Archive for the 'Rupert Goold' Tag

Untimely Ripped: Some Prattle About Goold’s Macbeth

It was a suffering kind of thing, as often is Macbeth. It’s not my favorite play and I think the theme is too often recycled elsewhere. Patrick Stewart, however, was phenomenal. It was hard to maintain my blase in the face of such a commanding actor. At any rate I did.

The play, as often is “Macbeth,” was re-contextualized with an potent collection of stage props. A steel desk and an 80’s modern television set were constant fixtures and during the first couple of scenes the director leans heavily on them. In those first moments of the play the steel desk becomes an ad hoc operating table which conveys all the mortal urgency of the modern war film. Also, the TV glows with pre-recorded black and white surveillance images of the actors on stage which is technologically common enough with stage props these days.

For instance, Tartuffe at the Macarthur in Princeton a couple of months ago split the attentions of audiences between monitors in a mostly bare room, and a partitioned stage left. The left stage, a bedroom which occupied no more than 1/3 of the whole stage, could be accessed only through a live video feed from a digital camera held by fourth-wall-straddling camera operator. It was a difficult kind of thing since most of the action is in the bedroom to which the audience has little access. The seated “security guard” in the corner of the bare room with the monitors (stage right) and the “crew member” who filmed the actors with the digital camera produced a pretty interesting effect–a pretty interesting stage despite all the walls.

Anyway, Macbeth was not so interesting or confusing. During the build to each dramatic crescendo, the TV would flicker as would the walls thanks to a Hi-Def projector over the audience. The effect was a sort of hyper-modern horror motif lifted directly from an Asian horror film. Unfortunately there was very little innovation apart from the pairing of the poor execution of Asian horror and a particularly exhausted Shakespearean play.

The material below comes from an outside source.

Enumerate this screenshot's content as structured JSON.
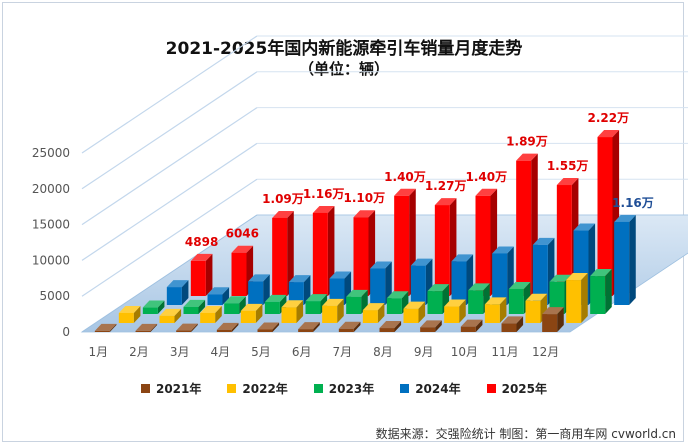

The space of the stage, white-tiled walls, was also fixed and for me this produced the overall ad hoc institutional quality of the play. As it does for Konami’s Silent Hill, so too is the rusty haunted institution motif something of a blank canvas for BAM’s Macbeth - a recontextualizable space where anything from dining to murder, and a combination of the two, is possible . In fact, in the spirit of new Asian macabre, the director has even figured the witches as three otherworldly military nurses which, interestingly, occupy the same spaces. Their transition from nurse to witch is marked by a change in lighting - which provides the opportunity for nurse and witch to bleed together. With a quick flip of the switch the stage dims, some creepy static crawls onto the monitor, and the institution-white wall tiles become a hellish wall paper, and suddenly it’s bubble bubble toil and all that jazz. The space, like the nurses, toggles between the sterile institutional and the other worldly. Inner spaces (or other kinds depending on your reading and cosmological preference) blend with outer spaces, I guess.

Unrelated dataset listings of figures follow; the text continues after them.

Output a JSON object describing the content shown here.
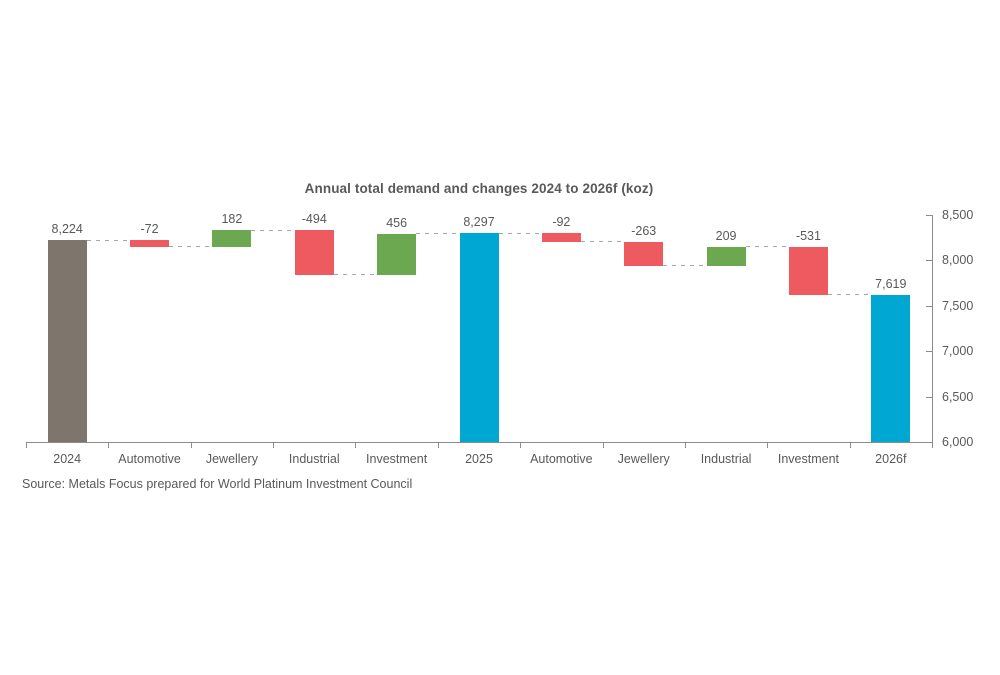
{
  "source_note": "Source: Metals Focus prepared for World Platinum Investment Council",
  "chart_data": {
    "type": "bar",
    "subtype": "waterfall",
    "title": "Annual total demand and changes 2024 to 2026f (koz)",
    "categories": [
      "2024",
      "Automotive",
      "Jewellery",
      "Industrial",
      "Investment",
      "2025",
      "Automotive",
      "Jewellery",
      "Industrial",
      "Investment",
      "2026f"
    ],
    "bars": [
      {
        "label": "2024",
        "value": 8224,
        "display": "8,224",
        "kind": "total",
        "color_key": "total_gray"
      },
      {
        "label": "Automotive",
        "value": -72,
        "display": "-72",
        "kind": "change",
        "color_key": "decrease"
      },
      {
        "label": "Jewellery",
        "value": 182,
        "display": "182",
        "kind": "change",
        "color_key": "increase"
      },
      {
        "label": "Industrial",
        "value": -494,
        "display": "-494",
        "kind": "change",
        "color_key": "decrease"
      },
      {
        "label": "Investment",
        "value": 456,
        "display": "456",
        "kind": "change",
        "color_key": "increase"
      },
      {
        "label": "2025",
        "value": 8297,
        "display": "8,297",
        "kind": "total",
        "color_key": "total_blue"
      },
      {
        "label": "Automotive",
        "value": -92,
        "display": "-92",
        "kind": "change",
        "color_key": "decrease"
      },
      {
        "label": "Jewellery",
        "value": -263,
        "display": "-263",
        "kind": "change",
        "color_key": "decrease"
      },
      {
        "label": "Industrial",
        "value": 209,
        "display": "209",
        "kind": "change",
        "color_key": "increase"
      },
      {
        "label": "Investment",
        "value": -531,
        "display": "-531",
        "kind": "change",
        "color_key": "decrease"
      },
      {
        "label": "2026f",
        "value": 7619,
        "display": "7,619",
        "kind": "total",
        "color_key": "total_blue"
      }
    ],
    "y_axis": {
      "side": "right",
      "min": 6000,
      "max": 8500,
      "step": 500,
      "ticks": [
        {
          "value": 8500,
          "label": "8,500"
        },
        {
          "value": 8000,
          "label": "8,000"
        },
        {
          "value": 7500,
          "label": "7,500"
        },
        {
          "value": 7000,
          "label": "7,000"
        },
        {
          "value": 6500,
          "label": "6,500"
        },
        {
          "value": 6000,
          "label": "6,000"
        }
      ]
    },
    "grid": "off",
    "legend": "none",
    "connectors": "dashed",
    "palette": {
      "total_gray": "#7E756D",
      "total_blue": "#00A7D3",
      "increase": "#6BA84F",
      "decrease": "#ED5A5F",
      "text": "#595959",
      "axis": "#8C8C8C",
      "connector": "#A6A6A6",
      "background": "#FFFFFF"
    }
  }
}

At one point, I believe it was act 4 when Mac Duff’s family is murdered, the director shoots for the popular filmic effect that I like to call in my layman’s tongue, the “shaky head” effect. It is so named for its appearance in the remake of House on Haunted Hill where in the apparition of the mad doctor of the asylum strolls up to a surveillance camera and his head gets all shaky. I love it. I could watch it for hours. I get really depressed when I think it’s gonna happen in a film and it just doesn’t. Anyhow, in act 4 the effect is attempted as the lights go on and off. Yet, I suppose it’s impossible outside of film so what happens instead is the lights go off and on to reveal different gory poses that are meant to shock but it all goes wrong because it turns interpretive dance-ish. The posing each time the lights returned suddenly embarrassed me–I don’t think that was the intended effect. It was hoaky.

At one point, what appeared to be actual footage from the American remake of the Japanese film, The Ring, in the form of a big luminescent ring, was projected on the wall amidst a trite bunch of white noise. There was a magnetic HUMMMM and some crackling and, officially, I was scared and felt suddenly compelled to leave the theater.

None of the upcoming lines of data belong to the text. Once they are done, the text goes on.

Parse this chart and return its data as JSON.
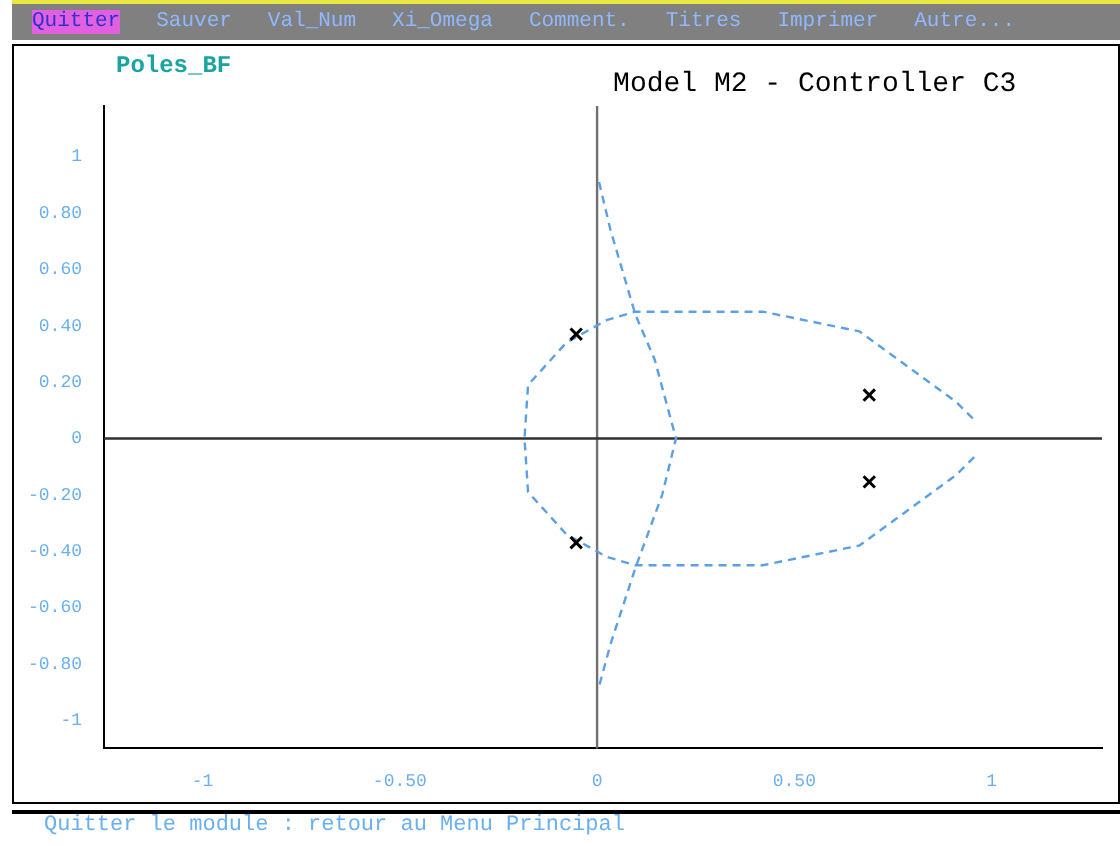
{
  "chart_data": {
    "type": "scatter",
    "title": "Model M2 - Controller C3",
    "ylabel": "Poles_BF",
    "annotations": [
      "Quitter",
      "Sauver",
      "Val_Num",
      "Xi_Omega",
      "Comment.",
      "Titres",
      "Imprimer",
      "Autre...",
      "Quitter le module : retour au Menu Principal"
    ],
    "xlim": [
      -1.25,
      1.28
    ],
    "ylim": [
      -1.1,
      1.18
    ],
    "xticks": [
      -1,
      {
        "value": -0.5,
        "label": "-0.50"
      },
      0,
      {
        "value": 0.5,
        "label": "0.50"
      },
      1
    ],
    "yticks": [
      -1,
      {
        "value": -0.8,
        "label": "-0.80"
      },
      {
        "value": -0.6,
        "label": "-0.60"
      },
      {
        "value": -0.4,
        "label": "-0.40"
      },
      {
        "value": -0.2,
        "label": "-0.20"
      },
      0,
      {
        "value": 0.2,
        "label": "0.20"
      },
      {
        "value": 0.4,
        "label": "0.40"
      },
      {
        "value": 0.6,
        "label": "0.60"
      },
      {
        "value": 0.8,
        "label": "0.80"
      },
      1
    ],
    "grid": false,
    "legend": false,
    "ref_lines": [
      {
        "axis": "x",
        "value": 0,
        "color": "#707070"
      },
      {
        "axis": "y",
        "value": 0,
        "color": "#303030"
      }
    ],
    "series": [
      {
        "type": "scatter",
        "color": "#000000",
        "marker": "cross",
        "x": [
          -0.053,
          -0.053,
          0.69,
          0.69
        ],
        "values": [
          0.37,
          -0.37,
          0.154,
          -0.154
        ]
      },
      {
        "type": "line",
        "color": "#5aa0e6",
        "line_style": "dashed",
        "marker": "none",
        "x": [
          0.005,
          0.034,
          0.097,
          0.146,
          0.2,
          0.165,
          0.097,
          0.034,
          0.005
        ],
        "values": [
          0.91,
          0.74,
          0.44,
          0.28,
          0.0,
          -0.2,
          -0.46,
          -0.73,
          -0.88
        ]
      },
      {
        "type": "line",
        "color": "#5aa0e6",
        "line_style": "dashed",
        "marker": "none",
        "x": [
          0.956,
          0.91,
          0.665,
          0.42,
          0.097,
          0.024,
          -0.078,
          -0.175,
          -0.184,
          -0.175,
          -0.078,
          0.024,
          0.097,
          0.42,
          0.665,
          0.91,
          0.956
        ],
        "values": [
          -0.066,
          -0.13,
          -0.38,
          -0.45,
          -0.45,
          -0.42,
          -0.34,
          -0.19,
          0,
          0.19,
          0.34,
          0.42,
          0.45,
          0.45,
          0.38,
          0.13,
          0.066
        ]
      }
    ]
  }
}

I’ve often considered the audience at BAM to be a pretty artsy and up-to-snuff crowd. My favorite part of going to BAM is the after-show eavesdropping, stealing a little bit of cultural capital from the artsy-fartsy super-smarties who often appear to be more in-the-know than their theater row counter parts. Yet, by the end of the performance, it seemed as though everyone had taken the bait.

A couple of years ago, this showcasing of what many are calling Japanese “soft nationalism” would have been profound, political even. At this point, submerging an over submerged Shakespeare play in some played-out commercial horror techniques, American-Japanese aesthetic currency, seems rather vacuous, thus gimmicky, thus obnoxious. Mr. Goold might have benefited from a study of Tartuffe at the Macarthur or looked to some deeper versions of film horror like Takashi Shimizu’s Marebito (2004). He at least could have abstained from projecting that borrowed footage on the wall. It was like that tired bullet dodging scene from The Matrix all of a sudden. 

 Am I missing something?

I can’t wait for Antony and Cleopatra in March.